Kedua. Pemikiran rasional dan realitas, ini tidak banyak di Indonesia. Tapi umumnya pengusaha punya mindset seperti ini. Ya kalau mindset nya textbook, tentu gampang di begoin oleh orang lulusan universitas dan mudah bangkrut di tangan predator. Orang yang punya pemikiran rasional mudah diajak bicara. Pemikiran mereka terbuka. Tentu selagi dibicarakan itu masuk akal. Makanya orang berpikir rasional itu tidak disukai oleh orang yang berpikir textbook baik dari sisi agama maupun sekular. Golongan islam yang berpikir textbook, menganggap kaum rasional itu golongan islam liberal. Sementara bagi pemikir sekular textbook, juga menganggap hal yang sama, yaitu kelompok libertarian atau liberalisme.
Ketiga. Pemikiran intuisi, cara berpikir intuisi ini tidak banyak di Indonesia , mungkin termasuk langka. Karena mereka tidak lagi melhat textbook, tidak lagi mengandalkan akal tetapi sudah lebih kepada intuisi. Kemampuan memahami sesuatu tanpa melalui penalaran rasional dan intelektualitas, yang ditempa oleh pengalaman dan hati yang bersih. Orang yang berpikir dengan intuisi punya kekayaan spiritual yang tinggi. Tidak risau dengan cara orang berpikir textbook maupun dengan orang yang berpikir rasional. Umumnya orang yang berpikir intuisi ini sudah selesai dengan dirinya, seperti Jokowi.

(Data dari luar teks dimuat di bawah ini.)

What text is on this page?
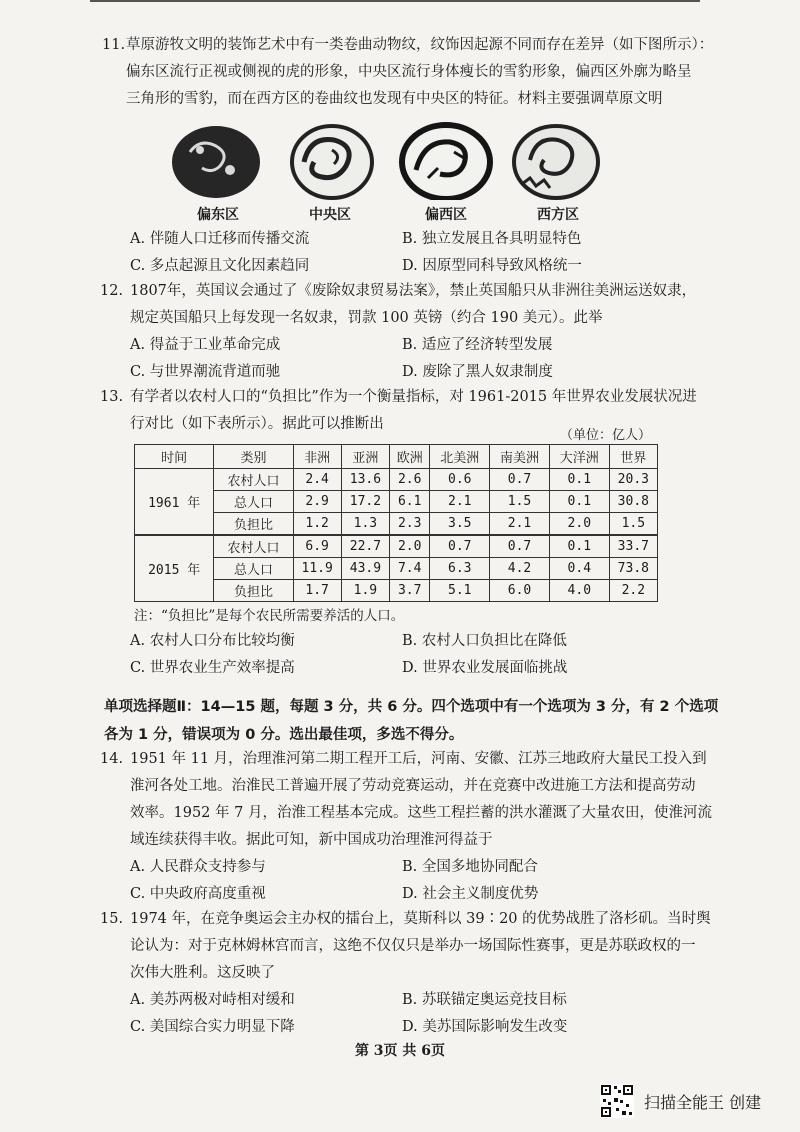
11. 草原游牧文明的装饰艺术中有一类卷曲动物纹，纹饰因起源不同而存在差异（如下图所示）：
偏东区流行正视或侧视的虎的形象，中央区流行身体瘦长的雪豹形象，偏西区外廓为略呈
三角形的雪豹，而在西方区的卷曲纹也发现有中央区的特征。材料主要强调草原文明
偏东区	中央区	偏西区	西方区
A. 伴随人口迁移而传播交流	B. 独立发展且各具明显特色
C. 多点起源且文化因素趋同	D. 因原型同科导致风格统一
12. 1807年，英国议会通过了《废除奴隶贸易法案》，禁止英国船只从非洲往美洲运送奴隶，
规定英国船只上每发现一名奴隶，罚款 100 英镑（约合 190 美元）。此举
A. 得益于工业革命完成	B. 适应了经济转型发展
C. 与世界潮流背道而驰	D. 废除了黑人奴隶制度
13. 有学者以农村人口的“负担比”作为一个衡量指标，对 1961-2015 年世界农业发展状况进
行对比（如下表所示）。据此可以推断出
（单位：亿人）
时间	类别	非洲	亚洲	欧洲	北美洲	南美洲	大洋洲	世界
1961 年	农村人口	2.4	13.6	2.6	0.6	0.7	0.1	20.3
	总人口	2.9	17.2	6.1	2.1	1.5	0.1	30.8
	负担比	1.2	1.3	2.3	3.5	2.1	2.0	1.5
2015 年	农村人口	6.9	22.7	2.0	0.7	0.7	0.1	33.7
	总人口	11.9	43.9	7.4	6.3	4.2	0.4	73.8
	负担比	1.7	1.9	3.7	5.1	6.0	4.0	2.2
注：“负担比”是每个农民所需要养活的人口。
A. 农村人口分布比较均衡	B. 农村人口负担比在降低
C. 世界农业生产效率提高	D. 世界农业发展面临挑战
单项选择题Ⅱ：14—15 题，每题 3 分，共 6 分。四个选项中有一个选项为 3 分，有 2 个选项
各为 1 分，错误项为 0 分。选出最佳项，多选不得分。
14. 1951 年 11 月，治理淮河第二期工程开工后，河南、安徽、江苏三地政府大量民工投入到
淮河各处工地。治淮民工普遍开展了劳动竞赛运动，并在竞赛中改进施工方法和提高劳动
效率。1952 年 7 月，治淮工程基本完成。这些工程拦蓄的洪水灌溉了大量农田，使淮河流
域连续获得丰收。据此可知，新中国成功治理淮河得益于
A. 人民群众支持参与	B. 全国多地协同配合
C. 中央政府高度重视	D. 社会主义制度优势
15. 1974 年，在竞争奥运会主办权的擂台上，莫斯科以 39∶20 的优势战胜了洛杉矶。当时舆
论认为：对于克林姆林宫而言，这绝不仅仅只是举办一场国际性赛事，更是苏联政权的一
次伟大胜利。这反映了
A. 美苏两极对峙相对缓和	B. 苏联锚定奥运竞技目标
C. 美国综合实力明显下降	D. 美苏国际影响发生改变
第 3页 共 6页
扫描全能王 创建
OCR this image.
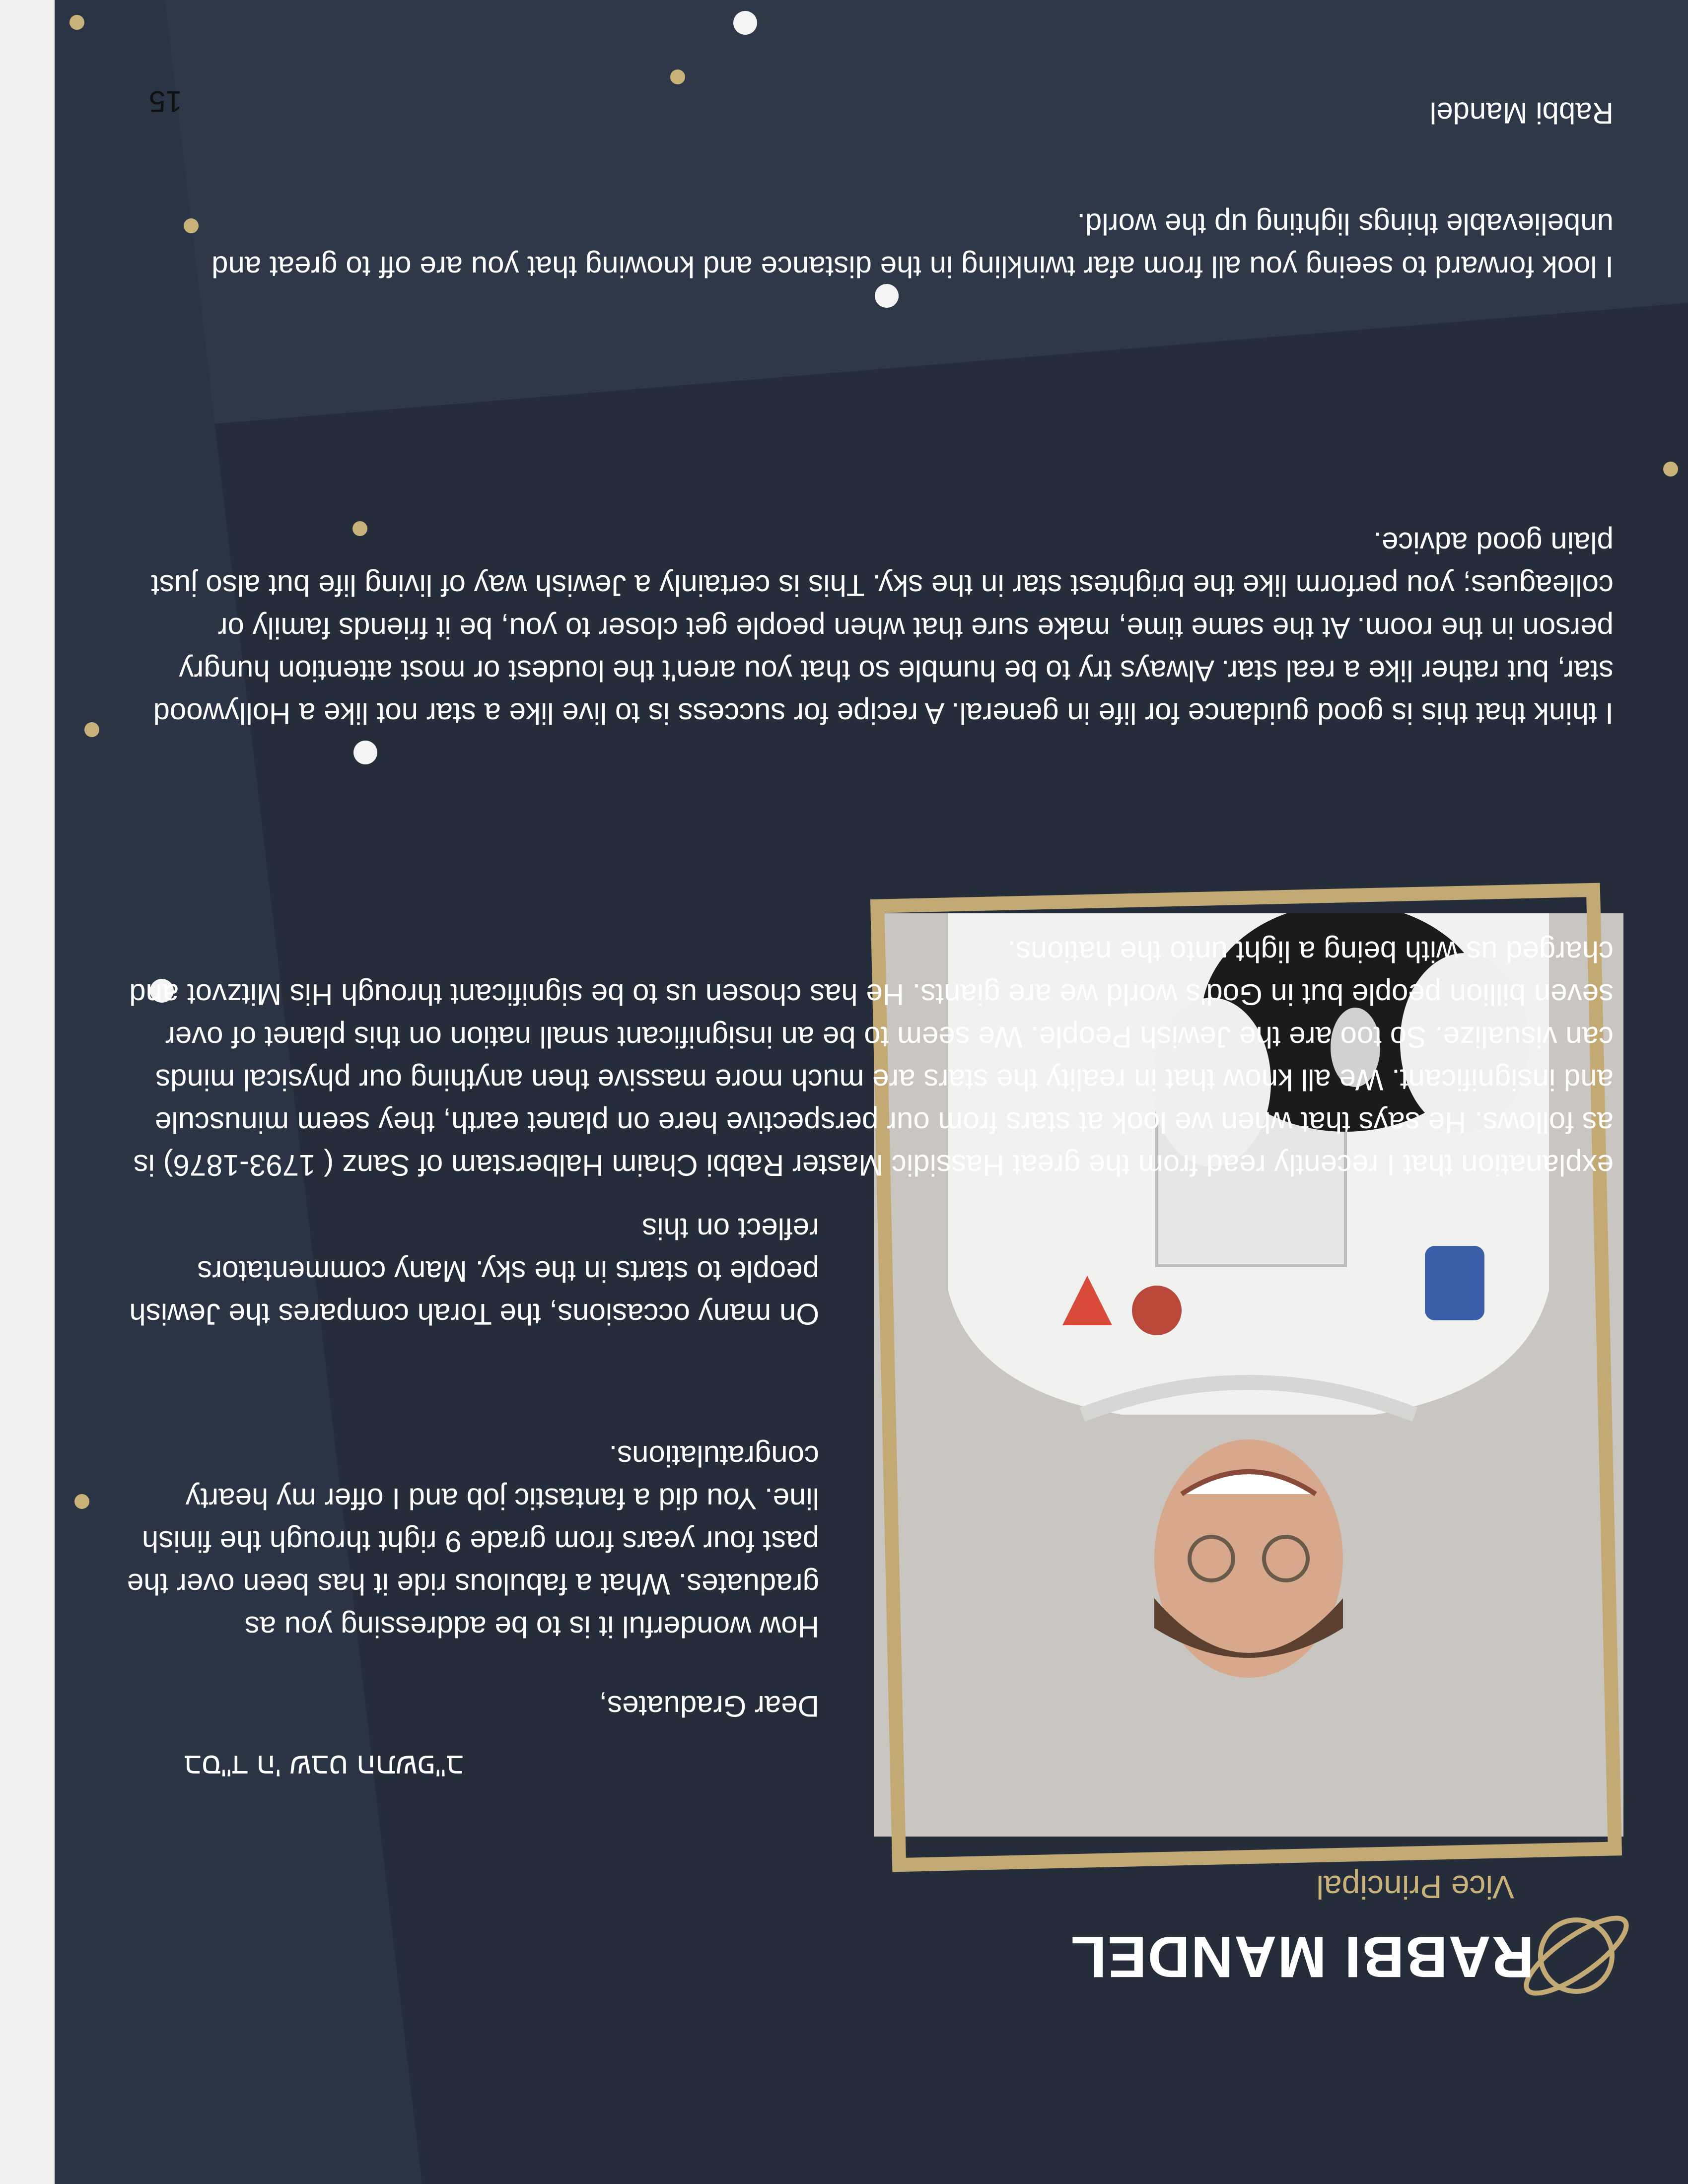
RABBI MANDEL
Vice Principal

בס"ד ה' שבט התשפ"ב

Dear Graduates,

How wonderful it is to be addressing you as graduates. What a fabulous ride it has been over the past four years from grade 9 right through the finish line. You did a fantastic job and I offer my hearty congratulations.

On many occasions, the Torah compares the Jewish people to starts in the sky. Many commentators reflect on this

explanation that I recently read from the great Hassidic Master Rabbi Chaim Halberstam of Sanz ( 1793-1876) is as follows. He says that when we look at stars from our perspective here on planet earth, they seem minuscule and insignificant. We all know that in reality the stars are much more massive then anything our physical minds can visualize. So too are the Jewish People. We seem to be an insignificant small nation on this planet of over seven billion people but in God's world we are giants. He has chosen us to be significant through His Mitzvot and charged us with being a light unto the nations.

I think that this is good guidance for life in general. A recipe for success is to live like a star not like a Hollywood star, but rather like a real star. Always try to be humble so that you aren't the loudest or most attention hungry person in the room. At the same time, make sure that when people get closer to you, be it friends family or colleagues; you perform like the brightest star in the sky. This is certainly a Jewish way of living life but also just plain good advice.

I look forward to seeing you all from afar twinkling in the distance and knowing that you are off to great and unbelievable things lighting up the world.

Rabbi Mandel

15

Makanya ada istilah cebong dan kampret , kemudian ada lagi istilah kadal gurun, itu karena perbedaan pemikiran. Sama sama radikal. Keduanya sama saja, kalau kepepet akan mudah terpancing melakuan hate speech. Terserah anda mau berpikir dengan cara apa, tapi sebaiknya jangan berlebihan. Agar tidak jadi bigot. Dan bahagia pun dapat diraih dengan cara sederhana.